Dick Polman, from the Philly Enquirer, has a post on his own blog which says that simply isn't the case - and that Petreaus' incompetence while in charge of training and equipping Iraqi troops is the original cause for Petreaus' very own surge.
It’s clear that the “progress” he touted back in 2004, with respect to the Iraqi training program, didn’t amount to a hill of beans. If the Iraqi troops had been effectively trained and equipped, chances are that the Bush war team wouldn’t have needed to launch its Surge. In other words (to borrow Bush’s terminology), if the Iraqi troops had indeed been able to stand up, we would be standing down – as opposed to ratcheting up.Petreaus not only failed to prevent any need for a surge in the first place, he was the American on the spot as the greatest theft in history took place. Over $2.3 billion walked out the door on his watch, while he was asleep on duty.
...In April 2004, Allawi writes, the U.S. decided to launch a program to train and expand the Iraqi army. The Iraqi Ministry of Defense was designated as the agency that would run the show, line up the weapons contractors, and disburse the money (primarily American money, naturally). Gen. Petraeus was brought in to supervise.
But here’s what was happening while Petraeus was (in Allawi’s words) “waxing lyrical” about the training program in the American press: The money earmarked for weapons procurement was disappearing. Or, as Allawi puts it, “the Ministry of Defense was being systematically looted.”
As a 2005 Iraqi investigation later discovered, the top Ministry of Defense officials – none of whom had any experience in procurement – awarded no-bid contracts to con men who never intended to provide quality equipment. Allawi writes that “in a series of astounding and brazen decisions that broke every contracting and procurement rule, the ministry started to award huge contracts without any bidding and with minimal documentation.”
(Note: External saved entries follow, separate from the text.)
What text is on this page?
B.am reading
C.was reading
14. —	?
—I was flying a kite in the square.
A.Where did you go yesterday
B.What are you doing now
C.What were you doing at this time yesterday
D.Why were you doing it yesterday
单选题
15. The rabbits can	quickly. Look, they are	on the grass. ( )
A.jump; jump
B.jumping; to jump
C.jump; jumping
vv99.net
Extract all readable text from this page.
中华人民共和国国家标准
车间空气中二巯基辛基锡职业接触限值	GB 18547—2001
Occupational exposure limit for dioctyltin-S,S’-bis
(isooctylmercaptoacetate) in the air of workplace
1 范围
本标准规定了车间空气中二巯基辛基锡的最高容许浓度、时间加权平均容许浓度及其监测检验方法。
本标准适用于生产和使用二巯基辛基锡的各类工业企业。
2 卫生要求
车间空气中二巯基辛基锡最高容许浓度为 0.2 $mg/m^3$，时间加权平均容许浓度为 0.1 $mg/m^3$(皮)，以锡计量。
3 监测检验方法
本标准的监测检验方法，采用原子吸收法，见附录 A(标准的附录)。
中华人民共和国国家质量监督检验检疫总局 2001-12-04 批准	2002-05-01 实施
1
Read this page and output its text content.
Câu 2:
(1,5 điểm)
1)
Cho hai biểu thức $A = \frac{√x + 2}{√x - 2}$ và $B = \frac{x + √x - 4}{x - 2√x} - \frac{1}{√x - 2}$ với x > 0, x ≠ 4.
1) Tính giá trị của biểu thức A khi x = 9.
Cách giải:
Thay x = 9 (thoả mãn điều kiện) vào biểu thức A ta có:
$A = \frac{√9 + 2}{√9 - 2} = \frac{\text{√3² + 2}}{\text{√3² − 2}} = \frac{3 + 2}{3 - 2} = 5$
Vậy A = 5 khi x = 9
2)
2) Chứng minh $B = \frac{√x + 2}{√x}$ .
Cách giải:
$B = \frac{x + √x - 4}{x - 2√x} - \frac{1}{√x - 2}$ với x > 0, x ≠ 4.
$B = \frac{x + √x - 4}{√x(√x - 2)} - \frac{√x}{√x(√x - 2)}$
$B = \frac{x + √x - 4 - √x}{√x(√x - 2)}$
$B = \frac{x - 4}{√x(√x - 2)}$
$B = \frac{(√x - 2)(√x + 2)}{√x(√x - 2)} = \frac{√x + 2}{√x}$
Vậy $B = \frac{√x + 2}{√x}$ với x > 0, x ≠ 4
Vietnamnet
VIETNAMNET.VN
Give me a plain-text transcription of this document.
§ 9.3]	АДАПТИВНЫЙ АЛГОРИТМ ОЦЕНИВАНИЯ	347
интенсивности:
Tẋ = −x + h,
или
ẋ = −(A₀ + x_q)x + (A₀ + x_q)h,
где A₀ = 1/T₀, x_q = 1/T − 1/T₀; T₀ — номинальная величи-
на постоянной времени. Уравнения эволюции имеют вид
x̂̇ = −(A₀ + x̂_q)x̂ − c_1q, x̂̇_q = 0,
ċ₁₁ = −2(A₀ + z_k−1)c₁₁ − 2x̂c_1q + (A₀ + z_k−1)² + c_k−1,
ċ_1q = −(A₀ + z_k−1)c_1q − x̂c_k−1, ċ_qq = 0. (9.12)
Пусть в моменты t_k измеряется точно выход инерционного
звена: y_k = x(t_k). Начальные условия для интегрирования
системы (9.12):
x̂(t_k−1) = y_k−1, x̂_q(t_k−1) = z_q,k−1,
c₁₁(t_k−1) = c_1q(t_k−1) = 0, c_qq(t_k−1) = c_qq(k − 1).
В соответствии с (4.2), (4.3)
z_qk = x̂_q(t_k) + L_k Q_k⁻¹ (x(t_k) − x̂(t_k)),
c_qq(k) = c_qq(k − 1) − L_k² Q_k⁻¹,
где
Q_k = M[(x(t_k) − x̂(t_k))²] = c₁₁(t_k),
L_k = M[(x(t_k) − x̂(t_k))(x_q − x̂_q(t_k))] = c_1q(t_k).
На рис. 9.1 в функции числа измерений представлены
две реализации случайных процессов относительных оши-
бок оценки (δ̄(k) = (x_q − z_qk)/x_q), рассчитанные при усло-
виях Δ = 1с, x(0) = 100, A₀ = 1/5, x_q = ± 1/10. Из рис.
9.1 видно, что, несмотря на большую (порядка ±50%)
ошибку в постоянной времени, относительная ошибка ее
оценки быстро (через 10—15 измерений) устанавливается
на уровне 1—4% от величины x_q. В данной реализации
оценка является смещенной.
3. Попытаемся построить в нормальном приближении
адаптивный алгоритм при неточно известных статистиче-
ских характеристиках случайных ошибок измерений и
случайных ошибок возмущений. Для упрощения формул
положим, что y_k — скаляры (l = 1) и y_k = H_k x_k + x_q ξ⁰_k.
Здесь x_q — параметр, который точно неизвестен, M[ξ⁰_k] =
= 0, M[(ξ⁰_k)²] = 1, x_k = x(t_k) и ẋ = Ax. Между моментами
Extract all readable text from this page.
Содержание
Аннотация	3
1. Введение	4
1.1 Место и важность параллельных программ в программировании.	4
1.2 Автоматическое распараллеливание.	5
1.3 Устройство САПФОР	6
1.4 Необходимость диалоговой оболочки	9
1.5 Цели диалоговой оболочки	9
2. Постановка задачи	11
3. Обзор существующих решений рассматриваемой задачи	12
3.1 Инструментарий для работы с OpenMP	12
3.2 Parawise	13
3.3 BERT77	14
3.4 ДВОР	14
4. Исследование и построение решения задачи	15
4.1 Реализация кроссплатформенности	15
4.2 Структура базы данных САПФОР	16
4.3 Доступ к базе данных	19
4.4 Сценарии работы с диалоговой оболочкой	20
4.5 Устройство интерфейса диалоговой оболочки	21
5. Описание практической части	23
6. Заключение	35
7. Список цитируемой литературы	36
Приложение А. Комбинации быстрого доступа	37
...You might wonder, “Where was Petraeus while all this was happening?”
Allawi replies that Petraeus basically let it happen: “Petraeus was a firm believer in giving the new Iraqi government as wide a latitude as possible to make its own decisions, without intrusive involvement” from the Americans.
In the end, he writes, “the saga of the grand theft of the Ministry of Defense perfectly illustrated the huge gap between the harsh realities on the ground, and the Panglossian spin that permeated official pronouncements of the government, the U.S. embassy, and the Multinational Force. The optimistic assessments of Gen. Petreaus concerning the equipping and training of Iraqi forces clashed with the huge squandering of the MD’s resources and the abysmal and inappropriate equipment purchases for its rapid deployment forces….(Americans) simply watched, while the MD was being plundered in front of their very noses, hiding behind the excuse that the Iraqis were now responsible for their decisions.”
Go read the whole thing.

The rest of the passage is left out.